Background defocus

Discussion in 'Open Discussion' started by DarrenG, Jan 16, 2011.

  1. DarrenG

    DarrenG Mu-43 Regular

    Jan 3, 2011
    Hampshire, UK
    Apologies in advance for what, I realise, is a newbie question.

    I'm trying to achieve background defocus but am confused as to how this is done. I thought it needs a large aperture but I've yet to see the result I'm trying to get.

    Can anyone explain how it's done? I'm using a GF1 with the 14-45mm kit lens.

    Be gentle!
  2. Danny_Two

    Danny_Two Mu-43 Regular

    Oct 30, 2010
    It's called Bokeh or depth of field (DoF), and you won't get a tremendous amount with that lens.
    Bright primes are the best for a shallow depth of field, get the 20mm and you'll be going bokeh mental.
  3. Luckypenguin

    Luckypenguin .

    Oct 9, 2010
    Brisbane, Australia
    Real Name:
    For a lens like the 14-45mm you need the longest focal length, the largest aperture, and a close subject. M4/3 doesn't lend itself to blurred backgrounds as much as SLR cameras with larger sensors because you are using shorter focal lengths to acheive the same framing. You really need to be looking at lenses with max apertures of around f2.8 or bigger for the best effect.
  4. pdh

    pdh Mu-43 Top Veteran

    May 6, 2010
    they aren't synonyms - bokeh is about the subjective impression given by the out of focus areas or highlights -- depth of field is the distance in front of and beyond the point of focus in which the image appears sharp.
  5. DarrenG

    DarrenG Mu-43 Regular

    Jan 3, 2011
    Hampshire, UK
    Thanks guys, the 20mm is on route (colleague bringing one back from the US).

    I'll experiment with that once I have it in my mits!
  6. ~tc~

    ~tc~ Mu-43 Hall of Famer

    Oct 22, 2010
    Houston, TX
    Remember that a larger f-stop number is a smaller aperture opening and a larger depth of field.

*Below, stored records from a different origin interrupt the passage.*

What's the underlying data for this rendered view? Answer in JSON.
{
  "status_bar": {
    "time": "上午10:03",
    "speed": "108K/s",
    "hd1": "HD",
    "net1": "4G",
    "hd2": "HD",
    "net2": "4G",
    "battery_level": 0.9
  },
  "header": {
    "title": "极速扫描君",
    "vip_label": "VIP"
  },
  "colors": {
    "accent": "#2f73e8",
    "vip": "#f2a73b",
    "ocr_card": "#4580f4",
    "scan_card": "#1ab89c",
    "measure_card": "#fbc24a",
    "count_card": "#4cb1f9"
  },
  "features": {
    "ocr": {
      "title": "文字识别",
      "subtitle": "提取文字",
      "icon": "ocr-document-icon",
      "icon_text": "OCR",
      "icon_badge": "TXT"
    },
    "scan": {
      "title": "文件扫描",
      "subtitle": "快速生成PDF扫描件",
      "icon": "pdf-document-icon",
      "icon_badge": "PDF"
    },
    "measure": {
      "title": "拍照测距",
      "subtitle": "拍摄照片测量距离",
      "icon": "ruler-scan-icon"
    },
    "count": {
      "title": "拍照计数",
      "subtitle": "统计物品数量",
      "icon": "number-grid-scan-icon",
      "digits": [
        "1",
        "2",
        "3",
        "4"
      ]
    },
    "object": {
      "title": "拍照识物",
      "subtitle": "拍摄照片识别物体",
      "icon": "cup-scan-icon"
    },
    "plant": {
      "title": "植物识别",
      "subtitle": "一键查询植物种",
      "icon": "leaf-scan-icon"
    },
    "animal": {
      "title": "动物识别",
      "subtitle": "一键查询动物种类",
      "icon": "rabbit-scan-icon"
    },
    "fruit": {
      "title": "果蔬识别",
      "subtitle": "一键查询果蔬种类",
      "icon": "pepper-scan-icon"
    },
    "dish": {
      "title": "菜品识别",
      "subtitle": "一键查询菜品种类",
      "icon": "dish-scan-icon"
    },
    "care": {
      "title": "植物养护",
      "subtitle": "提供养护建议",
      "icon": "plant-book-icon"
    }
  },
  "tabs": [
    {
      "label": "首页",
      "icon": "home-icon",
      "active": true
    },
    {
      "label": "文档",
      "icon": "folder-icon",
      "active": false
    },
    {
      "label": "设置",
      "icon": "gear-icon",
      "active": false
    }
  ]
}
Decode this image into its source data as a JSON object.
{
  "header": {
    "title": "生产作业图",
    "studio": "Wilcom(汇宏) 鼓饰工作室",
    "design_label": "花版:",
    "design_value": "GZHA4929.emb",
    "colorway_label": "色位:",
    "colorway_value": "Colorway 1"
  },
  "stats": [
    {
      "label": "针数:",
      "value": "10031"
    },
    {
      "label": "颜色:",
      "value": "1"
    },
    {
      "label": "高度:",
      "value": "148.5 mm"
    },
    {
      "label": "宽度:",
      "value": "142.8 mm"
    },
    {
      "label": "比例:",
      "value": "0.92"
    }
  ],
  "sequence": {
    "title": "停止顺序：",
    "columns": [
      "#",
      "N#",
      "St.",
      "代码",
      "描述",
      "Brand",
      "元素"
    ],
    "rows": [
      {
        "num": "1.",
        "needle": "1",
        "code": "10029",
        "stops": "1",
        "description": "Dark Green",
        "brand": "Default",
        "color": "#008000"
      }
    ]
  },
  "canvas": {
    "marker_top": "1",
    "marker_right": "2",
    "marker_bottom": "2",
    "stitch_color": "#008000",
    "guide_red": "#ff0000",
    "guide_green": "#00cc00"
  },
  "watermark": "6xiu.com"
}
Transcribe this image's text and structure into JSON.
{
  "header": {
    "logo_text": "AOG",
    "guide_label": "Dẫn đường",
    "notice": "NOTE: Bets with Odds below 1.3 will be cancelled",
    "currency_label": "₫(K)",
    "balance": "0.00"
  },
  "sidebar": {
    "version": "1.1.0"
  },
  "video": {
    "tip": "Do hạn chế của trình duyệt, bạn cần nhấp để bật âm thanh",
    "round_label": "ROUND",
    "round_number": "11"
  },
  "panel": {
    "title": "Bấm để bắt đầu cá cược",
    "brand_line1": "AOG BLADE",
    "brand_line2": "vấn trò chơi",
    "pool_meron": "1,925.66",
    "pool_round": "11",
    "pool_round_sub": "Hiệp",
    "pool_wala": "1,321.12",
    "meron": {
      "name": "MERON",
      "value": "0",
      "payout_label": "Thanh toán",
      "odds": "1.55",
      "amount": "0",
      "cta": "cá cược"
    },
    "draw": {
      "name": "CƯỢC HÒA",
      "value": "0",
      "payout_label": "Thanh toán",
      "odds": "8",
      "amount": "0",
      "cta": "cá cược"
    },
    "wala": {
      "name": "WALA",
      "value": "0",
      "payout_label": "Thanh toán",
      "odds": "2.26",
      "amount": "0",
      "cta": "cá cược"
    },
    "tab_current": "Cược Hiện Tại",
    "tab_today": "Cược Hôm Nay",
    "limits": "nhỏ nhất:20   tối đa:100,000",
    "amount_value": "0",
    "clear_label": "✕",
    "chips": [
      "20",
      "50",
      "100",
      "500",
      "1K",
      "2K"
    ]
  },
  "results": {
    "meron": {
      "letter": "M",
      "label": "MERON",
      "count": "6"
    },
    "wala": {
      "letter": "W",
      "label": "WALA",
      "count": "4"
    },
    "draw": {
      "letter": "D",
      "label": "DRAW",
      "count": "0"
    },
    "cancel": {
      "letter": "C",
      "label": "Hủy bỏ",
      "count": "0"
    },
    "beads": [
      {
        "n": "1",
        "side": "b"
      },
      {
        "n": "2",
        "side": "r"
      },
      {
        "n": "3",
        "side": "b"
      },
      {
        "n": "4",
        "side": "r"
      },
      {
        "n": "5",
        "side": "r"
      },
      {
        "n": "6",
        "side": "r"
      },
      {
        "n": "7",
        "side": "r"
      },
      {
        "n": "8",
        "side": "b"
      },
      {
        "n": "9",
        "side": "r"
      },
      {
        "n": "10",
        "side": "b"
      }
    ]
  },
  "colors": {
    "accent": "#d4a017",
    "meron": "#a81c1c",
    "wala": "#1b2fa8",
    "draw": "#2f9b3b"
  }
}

    For best subject isolation through selective focus, you want small f-stop numbers like 1.7 or 2.8
  7. deirdre

    deirdre Mu-43 Top Veteran

    Aug 9, 2010
    You can also do it in post, but the results are never quite as pleasing to me. That said, for years I did it in post when I only had slow lenses.
  8. Fiddler

    Fiddler Mu-43 Veteran

    My understanding of it is this:

    1. Have your subject as far away from the background as possible.

    2. Get yourself as close to the subject as the desired shot allows you to be.

    3. Open up the lens.

    4. Zoom in.

    5. Make sure you are accurately focussed on the subject.

    6. Shoot.

    That's what I do, anyway.

    All the best,

  9. AceStar

    AceStar Mu-43 Regular

    Jan 9, 2011
    Melbourne, Australia
    To get more background defocus on a given camera:

    a. Increase focal length (zoom in)

    - or -

    b. Widen aperture (lower f/ratio)

    - or -

    c. Get closer to your subject

    The kit zoom is particularly not very good for background defocus due to not having a particularly wide aperture, but if you zoom right in to 45mm and use the widest aperture and focus on something really close (like a flower) then you'll get it. If you're serious about this, get a fast prime lens that's on the tele side of normal. An adapted old 50mm fast prime would be good at this and inexpensive (useful for portraits).
  10. Ulfric M Douglas

    Ulfric M Douglas Mu-43 Hall of Famer

    Mar 6, 2010
    Your lens just isn't built for blurry backgrounds.
    (Actually, neither is the 20mm ... because it is 20mm)

    An ideal lens would be a 50mm,f2-ish : very pleasing effect.
    For cost-effectiveness you can get a cheap film-SLR version with an adapter.
  11. DarrenG

    DarrenG Mu-43 Regular

    Jan 3, 2011
    Hampshire, UK
    Thanks guys, I at least now know that my admittedly basic understanding of the technique was right.